De Ibrahima DIAME, Kaolack
Diokoul Mbelbouk est situé dans le département de Kaffrine. Cette Commune composée de 34 Villages souffre d’une absence d’électricité, et d’un problème d’approvisionnement en Eau.
Les populations qui ont arboré des brassards rouges, sont descendues massivement dans la rue pour dénoncer leurs difficiles conditions de vie. « Nous en avons assez des promesses, depuis l’année on ne nous fait que des promesses » clame le porte parole des manifestants. « En Période campagne » ajoute t-il, les responsables politiques se succèdent ici sous cet arbre devant la mairie où nous les accueillons, pour nous faires des promesses, mais des promesses jamais tenues.

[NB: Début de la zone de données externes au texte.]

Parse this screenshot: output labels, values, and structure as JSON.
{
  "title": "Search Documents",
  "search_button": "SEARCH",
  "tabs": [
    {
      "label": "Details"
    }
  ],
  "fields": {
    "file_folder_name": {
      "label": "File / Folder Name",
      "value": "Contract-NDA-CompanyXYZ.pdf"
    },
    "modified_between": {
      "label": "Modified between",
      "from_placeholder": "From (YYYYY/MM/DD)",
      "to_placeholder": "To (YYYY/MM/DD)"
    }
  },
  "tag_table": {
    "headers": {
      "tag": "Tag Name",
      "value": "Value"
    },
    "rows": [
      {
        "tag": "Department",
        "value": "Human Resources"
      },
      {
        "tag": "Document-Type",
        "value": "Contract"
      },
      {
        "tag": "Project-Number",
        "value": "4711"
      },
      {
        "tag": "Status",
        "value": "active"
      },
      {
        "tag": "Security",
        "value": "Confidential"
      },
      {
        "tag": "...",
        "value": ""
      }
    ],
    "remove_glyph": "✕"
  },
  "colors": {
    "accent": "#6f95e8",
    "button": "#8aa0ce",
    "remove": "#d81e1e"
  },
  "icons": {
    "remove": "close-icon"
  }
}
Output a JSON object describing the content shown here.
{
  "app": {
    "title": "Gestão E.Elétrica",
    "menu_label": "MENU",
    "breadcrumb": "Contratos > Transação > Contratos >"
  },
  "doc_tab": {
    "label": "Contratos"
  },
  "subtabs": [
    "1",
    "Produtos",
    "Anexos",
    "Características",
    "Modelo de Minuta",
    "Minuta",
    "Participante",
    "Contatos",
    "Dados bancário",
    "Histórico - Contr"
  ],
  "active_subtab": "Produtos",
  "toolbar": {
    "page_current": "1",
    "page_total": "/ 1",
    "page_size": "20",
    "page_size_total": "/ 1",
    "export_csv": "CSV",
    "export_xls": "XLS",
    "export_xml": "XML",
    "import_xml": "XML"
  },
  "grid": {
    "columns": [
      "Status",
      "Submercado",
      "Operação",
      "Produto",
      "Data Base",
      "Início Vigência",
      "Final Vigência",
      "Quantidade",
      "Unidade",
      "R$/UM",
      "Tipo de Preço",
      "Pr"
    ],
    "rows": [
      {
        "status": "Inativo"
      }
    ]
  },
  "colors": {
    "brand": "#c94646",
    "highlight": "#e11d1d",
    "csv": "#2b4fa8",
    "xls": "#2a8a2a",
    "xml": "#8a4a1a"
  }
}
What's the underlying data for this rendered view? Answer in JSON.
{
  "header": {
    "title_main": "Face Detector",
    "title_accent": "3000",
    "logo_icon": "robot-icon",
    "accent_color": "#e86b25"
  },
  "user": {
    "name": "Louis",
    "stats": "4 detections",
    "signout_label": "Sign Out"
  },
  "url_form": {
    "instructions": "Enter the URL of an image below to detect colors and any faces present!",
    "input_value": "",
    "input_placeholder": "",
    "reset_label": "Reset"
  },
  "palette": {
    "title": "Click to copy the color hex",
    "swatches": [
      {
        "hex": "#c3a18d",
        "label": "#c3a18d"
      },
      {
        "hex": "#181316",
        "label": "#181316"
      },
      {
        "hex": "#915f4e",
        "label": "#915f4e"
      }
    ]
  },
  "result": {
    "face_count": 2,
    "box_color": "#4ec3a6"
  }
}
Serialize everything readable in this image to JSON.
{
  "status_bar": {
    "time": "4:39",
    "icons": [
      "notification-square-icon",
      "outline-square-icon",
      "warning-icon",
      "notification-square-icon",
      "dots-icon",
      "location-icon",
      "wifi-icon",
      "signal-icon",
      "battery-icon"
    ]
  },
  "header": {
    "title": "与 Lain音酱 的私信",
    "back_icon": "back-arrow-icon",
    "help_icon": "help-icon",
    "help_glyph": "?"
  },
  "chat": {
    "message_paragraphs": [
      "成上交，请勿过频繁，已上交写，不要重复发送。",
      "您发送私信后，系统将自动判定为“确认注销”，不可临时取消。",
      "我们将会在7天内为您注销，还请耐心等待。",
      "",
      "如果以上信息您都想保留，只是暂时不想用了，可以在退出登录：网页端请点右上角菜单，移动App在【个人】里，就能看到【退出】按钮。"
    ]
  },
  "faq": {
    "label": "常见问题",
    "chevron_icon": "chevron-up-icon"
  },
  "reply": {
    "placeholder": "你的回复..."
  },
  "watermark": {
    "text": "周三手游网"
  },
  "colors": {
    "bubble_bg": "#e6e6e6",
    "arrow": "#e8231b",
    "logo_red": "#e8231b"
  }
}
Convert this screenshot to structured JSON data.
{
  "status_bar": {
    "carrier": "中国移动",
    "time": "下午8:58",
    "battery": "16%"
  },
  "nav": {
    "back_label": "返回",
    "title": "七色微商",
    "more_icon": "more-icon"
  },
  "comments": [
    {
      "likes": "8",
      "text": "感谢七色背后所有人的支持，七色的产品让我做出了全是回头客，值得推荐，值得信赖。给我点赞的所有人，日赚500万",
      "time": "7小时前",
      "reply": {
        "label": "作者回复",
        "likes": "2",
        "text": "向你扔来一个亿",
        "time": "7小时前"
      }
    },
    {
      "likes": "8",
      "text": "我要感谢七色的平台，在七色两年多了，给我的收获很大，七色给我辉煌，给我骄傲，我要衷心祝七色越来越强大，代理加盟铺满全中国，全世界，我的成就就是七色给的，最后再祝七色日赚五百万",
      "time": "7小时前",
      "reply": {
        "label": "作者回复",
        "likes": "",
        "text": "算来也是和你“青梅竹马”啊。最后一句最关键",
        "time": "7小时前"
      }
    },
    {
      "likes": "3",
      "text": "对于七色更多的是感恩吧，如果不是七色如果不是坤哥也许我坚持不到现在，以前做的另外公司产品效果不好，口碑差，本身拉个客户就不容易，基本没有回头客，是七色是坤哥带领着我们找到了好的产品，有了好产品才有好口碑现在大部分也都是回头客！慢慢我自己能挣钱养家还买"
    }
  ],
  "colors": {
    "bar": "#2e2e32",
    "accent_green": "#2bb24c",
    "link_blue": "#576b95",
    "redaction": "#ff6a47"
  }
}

Outre l’absence d’électrification, les populations de la Commune de Diokoul Mbelbouk sont aussi confrontées à un problème d’approvisionnement correct en eau. « Le seul forage qui alimente neuf villages, ne fonctionnant que par le biais d’un groupe électrogène », peine à couvrir les besoins des populations, indique toujours le porte parole des manifestants.
Les Femmes, elles, n’étaient point en reste dans la manifestation. Elles se considèrent comme les plus grandes victimes de cette terrible situation. Leur vie n’est pas du tout repos, elles font plusieurs kilomètres pour avoir le liquide précieux, et les puits restent pour certaines localités le seul recours pour obtenir de l’eau à boire. Une situation qu’elles ont vigoureusement dénoncé lors de ce rassemblement de protestation coloré de rouge.
L’autre difficulté des Femmes de cette localité, c’est le manque de moulins à mil. Elles pilent toujours les céréales par le biais des mortiers traditionnels avec des pilons. Et selon elles, ces dures conditions de vie dépassées depuis belle lurette dans plusieurs contrées du Sénégal, demeurent des pratiques quotidiennes chez elles. D’où leurs cris du cœur adressés aux autorités gouvernementales, notamment au Ministre de la Femme, celui chargé de l’électrification rurale.
Les populations de Diokoul Mbelbouk menacent d’ailleurs de boycotter les élections législatives, si toutefois, elles n’ont pas une oreille attentive de la part des autorités en charge de leurs doléances.